PUTİN: ÇİN ARABULUCULUK YAPARSA MEMNUN OLURUZ
Putin’in yazdığı mektup 19 Mart’ta China’s People’s Daily isimli gazetede yayınlandı. Mektubun genelinde Putin’in sıcak bir dil kullandığı görülüyor. Metinde Putin ilişkilerin ne kadar önemli olduğundan iki ülke arasındaki ticaret hacmine kadar pek çok konuya değiniyor. Türkiye’de Cumhurbaşkanı Recep Tayyip Erdoğan’ın özellikle Rus mevkidaşı Putin’den bahsederken kullandığı “Dostum Putin” ifadesinin bir benzerini Putin, Şi için kullanılıyor ve “Dostum Şi” diyor. İkili olarak 40’tan fazla görüşme yaptıklarını hatırlatan Putin, bu sıcaklığın süreceğini söylüyor.

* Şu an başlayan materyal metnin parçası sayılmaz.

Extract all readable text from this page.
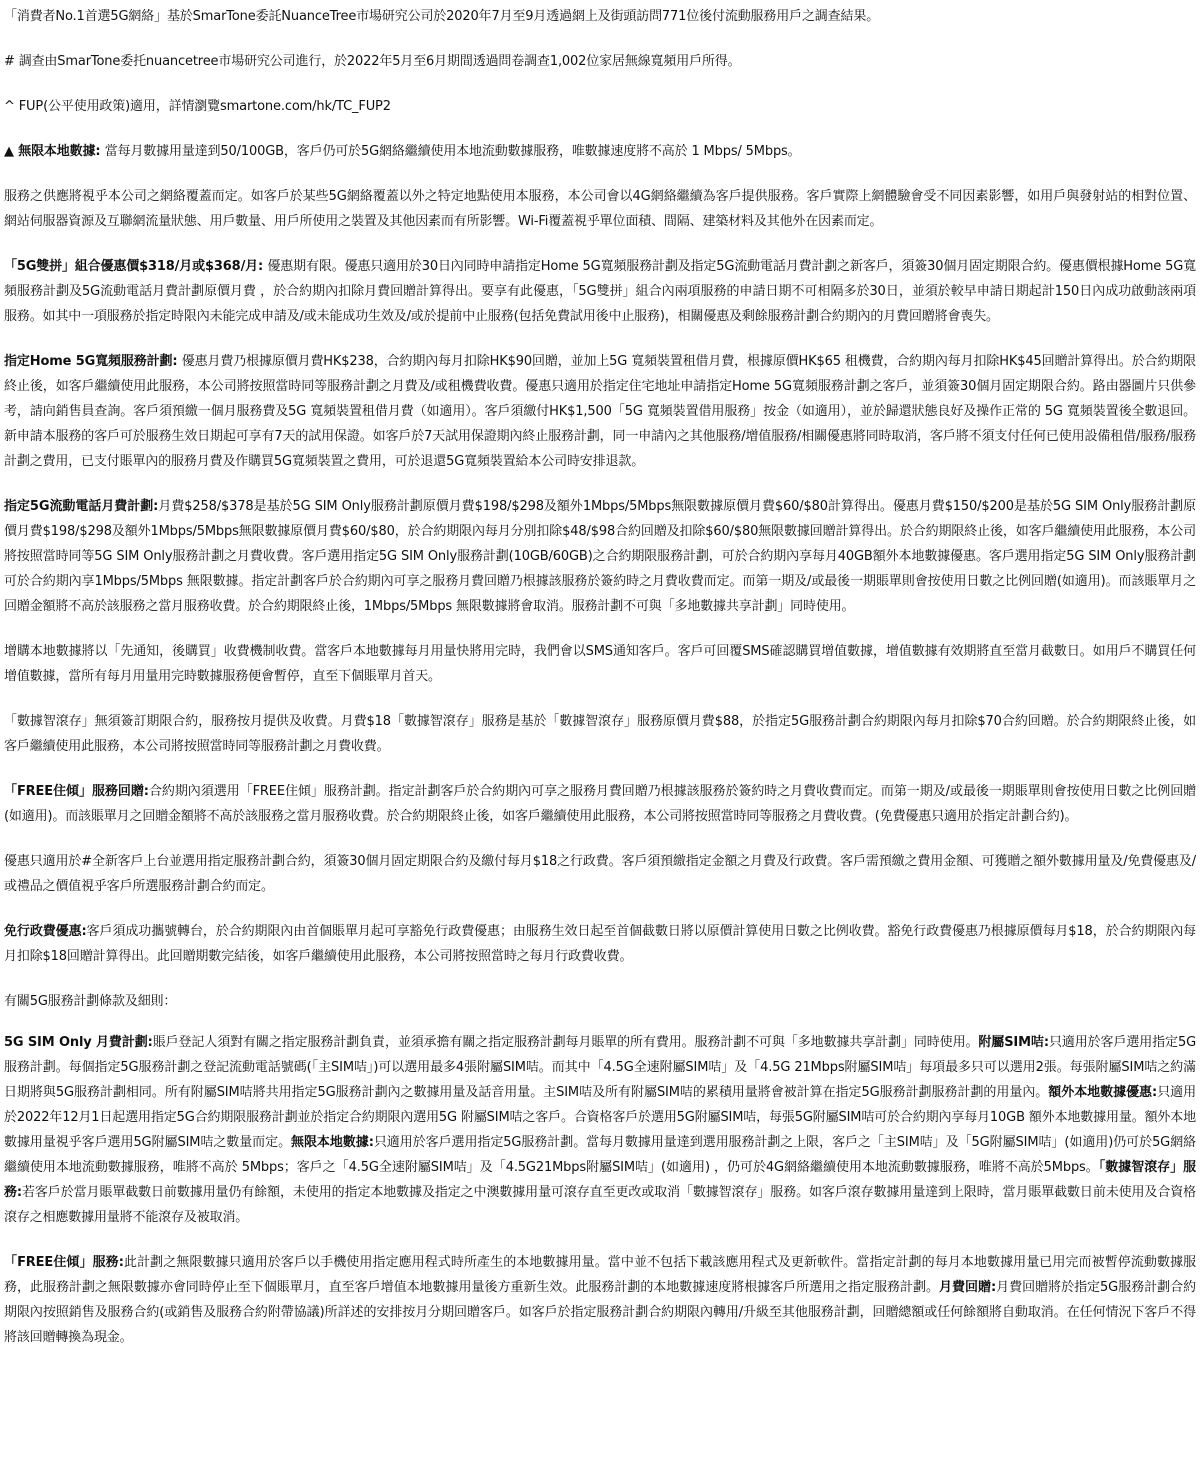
「消費者No.1首選5G網絡」基於SmarTone委託NuanceTree市場研究公司於2020年7月至9月透過網上及街頭訪問771位後付流動服務用戶之調查結果。

# 調查由SmarTone委托nuancetree市場研究公司進行，於2022年5月至6月期間透過問卷調查1,002位家居無線寬頻用戶所得。

^ FUP(公平使用政策)適用，詳情瀏覽smartone.com/hk/TC_FUP2

▲ 無限本地數據: 當每月數據用量達到50/100GB，客戶仍可於5G網絡繼續使用本地流動數據服務，唯數據速度將不高於 1 Mbps/ 5Mbps。

服務之供應將視乎本公司之網絡覆蓋而定。如客戶於某些5G網絡覆蓋以外之特定地點使用本服務，本公司會以4G網絡繼續為客戶提供服務。客戶實際上網體驗會受不同因素影響，如用戶與發射站的相對位置、網站伺服器資源及互聯網流量狀態、用戶數量、用戶所使用之裝置及其他因素而有所影響。Wi-Fi覆蓋視乎單位面積、間隔、建築材料及其他外在因素而定。

「5G雙拼」組合優惠價$318/月或$368/月: 優惠期有限。優惠只適用於30日內同時申請指定Home 5G寬頻服務計劃及指定5G流動電話月費計劃之新客戶，須簽30個月固定期限合約。優惠價根據Home 5G寬頻服務計劃及5G流動電話月費計劃原價月費 ，於合約期內扣除月費回贈計算得出。要享有此優惠，「5G雙拼」組合內兩項服務的申請日期不可相隔多於30日，並須於較早申請日期起計150日內成功啟動該兩項服務。如其中一項服務於指定時限內未能完成申請及/或未能成功生效及/或於提前中止服務(包括免費試用後中止服務)，相關優惠及剩餘服務計劃合約期內的月費回贈將會喪失。

指定Home 5G寬頻服務計劃: 優惠月費乃根據原價月費HK$238，合約期內每月扣除HK$90回贈，並加上5G 寬頻裝置租借月費，根據原價HK$65 租機費，合約期內每月扣除HK$45回贈計算得出。於合約期限終止後，如客戶繼續使用此服務，本公司將按照當時同等服務計劃之月費及/或租機費收費。優惠只適用於指定住宅地址申請指定Home 5G寬頻服務計劃之客戶，並須簽30個月固定期限合約。路由器圖片只供參考，請向銷售員查詢。客戶須預繳一個月服務費及5G 寬頻裝置租借月費（如適用）。客戶須繳付HK$1,500「5G 寬頻裝置借用服務」按金（如適用），並於歸還狀態良好及操作正常的 5G 寬頻裝置後全數退回。新申請本服務的客戶可於服務生效日期起可享有7天的試用保證。如客戶於7天試用保證期內終止服務計劃，同一申請內之其他服務/增值服務/相關優惠將同時取消，客戶將不須支付任何已使用設備租借/服務/服務計劃之費用，已支付賬單內的服務月費及作購買5G寬頻裝置之費用，可於退還5G寬頻裝置給本公司時安排退款。

指定5G流動電話月費計劃:月費$258/$378是基於5G SIM Only服務計劃原價月費$198/$298及額外1Mbps/5Mbps無限數據原價月費$60/$80計算得出。優惠月費$150/$200是基於5G SIM Only服務計劃原價月費$198/$298及額外1Mbps/5Mbps無限數據原價月費$60/$80，於合約期限內每月分別扣除$48/$98合約回贈及扣除$60/$80無限數據回贈計算得出。於合約期限終止後，如客戶繼續使用此服務，本公司將按照當時同等5G SIM Only服務計劃之月費收費。客戶選用指定5G SIM Only服務計劃(10GB/60GB)之合約期限服務計劃，可於合約期內享每月40GB額外本地數據優惠。客戶選用指定5G SIM Only服務計劃可於合約期內享1Mbps/5Mbps 無限數據。指定計劃客戶於合約期內可享之服務月費回贈乃根據該服務於簽約時之月費收費而定。而第一期及/或最後一期賬單則會按使用日數之比例回贈(如適用)。而該賬單月之回贈金額將不高於該服務之當月服務收費。於合約期限終止後，1Mbps/5Mbps 無限數據將會取消。服務計劃不可與「多地數據共享計劃」同時使用。

增購本地數據將以「先通知，後購買」收費機制收費。當客戶本地數據每月用量快將用完時，我們會以SMS通知客戶。客戶可回覆SMS確認購買增值數據，增值數據有效期將直至當月截數日。如用戶不購買任何增值數據，當所有每月用量用完時數據服務便會暫停，直至下個賬單月首天。

「數據智滾存」無須簽訂期限合約，服務按月提供及收費。月費$18「數據智滾存」服務是基於「數據智滾存」服務原價月費$88，於指定5G服務計劃合約期限內每月扣除$70合約回贈。於合約期限終止後，如客戶繼續使用此服務，本公司將按照當時同等服務計劃之月費收費。

「FREE住傾」服務回贈:合約期內須選用「FREE住傾」服務計劃。指定計劃客戶於合約期內可享之服務月費回贈乃根據該服務於簽約時之月費收費而定。而第一期及/或最後一期賬單則會按使用日數之比例回贈(如適用)。而該賬單月之回贈金額將不高於該服務之當月服務收費。於合約期限終止後，如客戶繼續使用此服務，本公司將按照當時同等服務之月費收費。(免費優惠只適用於指定計劃合約)。

優惠只適用於#全新客戶上台並選用指定服務計劃合約，須簽30個月固定期限合約及繳付每月$18之行政費。客戶須預繳指定金額之月費及行政費。客戶需預繳之費用金額、可獲贈之額外數據用量及/免費優惠及/或禮品之價值視乎客戶所選服務計劃合約而定。

免行政費優惠:客戶須成功攜號轉台，於合約期限內由首個賬單月起可享豁免行政費優惠；由服務生效日起至首個截數日將以原價計算使用日數之比例收費。豁免行政費優惠乃根據原價每月$18，於合約期限內每月扣除$18回贈計算得出。此回贈期數完結後，如客戶繼續使用此服務，本公司將按照當時之每月行政費收費。

有關5G服務計劃條款及細則：

5G SIM Only 月費計劃:賬戶登記人須對有關之指定服務計劃負責，並須承擔有關之指定服務計劃每月賬單的所有費用。服務計劃不可與「多地數據共享計劃」同時使用。附屬SIM咭:只適用於客戶選用指定5G服務計劃。每個指定5G服務計劃之登記流動電話號碼(「主SIM咭」)可以選用最多4張附屬SIM咭。而其中「4.5G全速附屬SIM咭」及「4.5G 21Mbps附屬SIM咭」每項最多只可以選用2張。每張附屬SIM咭之約滿日期將與5G服務計劃相同。所有附屬SIM咭將共用指定5G服務計劃內之數據用量及話音用量。主SIM咭及所有附屬SIM咭的累積用量將會被計算在指定5G服務計劃服務計劃的用量內。額外本地數據優惠:只適用於2022年12月1日起選用指定5G合約期限服務計劃並於指定合約期限內選用5G 附屬SIM咭之客戶。合資格客戶於選用5G附屬SIM咭，每張5G附屬SIM咭可於合約期內享每月10GB 額外本地數據用量。額外本地數據用量視乎客戶選用5G附屬SIM咭之數量而定。無限本地數據:只適用於客戶選用指定5G服務計劃。當每月數據用量達到選用服務計劃之上限，客戶之「主SIM咭」及「5G附屬SIM咭」(如適用)仍可於5G網絡繼續使用本地流動數據服務，唯將不高於 5Mbps；客戶之「4.5G全速附屬SIM咭」及「4.5G21Mbps附屬SIM咭」(如適用) ，仍可於4G網絡繼續使用本地流動數據服務，唯將不高於5Mbps。「數據智滾存」服務:若客戶於當月賬單截數日前數據用量仍有餘額，未使用的指定本地數據及指定之中澳數據用量可滾存直至更改或取消「數據智滾存」服務。如客戶滾存數據用量達到上限時，當月賬單截數日前未使用及合資格滾存之相應數據用量將不能滾存及被取消。

「FREE住傾」服務:此計劃之無限數據只適用於客戶以手機使用指定應用程式時所產生的本地數據用量。當中並不包括下載該應用程式及更新軟件。當指定計劃的每月本地數據用量已用完而被暫停流動數據服務，此服務計劃之無限數據亦會同時停止至下個賬單月，直至客戶增值本地數據用量後方重新生效。此服務計劃的本地數據速度將根據客戶所選用之指定服務計劃。月費回贈:月費回贈將於指定5G服務計劃合約期限內按照銷售及服務合約(或銷售及服務合約附帶協議)所詳述的安排按月分期回贈客戶。如客戶於指定服務計劃合約期限內轉用/升級至其他服務計劃，回贈總額或任何餘額將自動取消。在任何情況下客戶不得將該回贈轉換為現金。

Mektubun Çin ile Rusya ilişkileri kısmında Batı’nın, Rusya ile pek de dostane olmayan ilişkisi Putin tarafından “Collective West (Kolektif Batı)” olarak tanımlanıyor. Bu tanımın ardından özellikle ABD ve NATO eleştirilerinin hedefinde oluyor. Burada Putin’in kullandığı bu tanımla ve ABD vurgusu, aslında Çin’in ABD tarafından sıkıştırılması, rakip olarak görülmesi ve önünün kesildiğine dönük Çin söylemine destek veriyor ve kendilerinin de benzer bir kader paylaştığını söylüyor. Özellikle ABD kısmında, hukuk ve kurallar yerine “golden billions” ifadesiyle de ABD’nin sağladığı bazı desteklerin sistemin altını oyduğuna dönük bir imada bulunuyor.
Ancak mektupta belki de en dikkat çekici olan Çin’in Ukrayna Savaşı konusundaki tutumunu takdir ettiklerini söylemesi. Bu cümle Ukrayna ile çatışmaların sona ermesinde Çin’in rol üstlenmesinden memnun olacakları ifadelerine bağlanıyor. Peki Çin bu süreçte Rusya ile ilişkilerini yürütürken nasıl bir yol izledi?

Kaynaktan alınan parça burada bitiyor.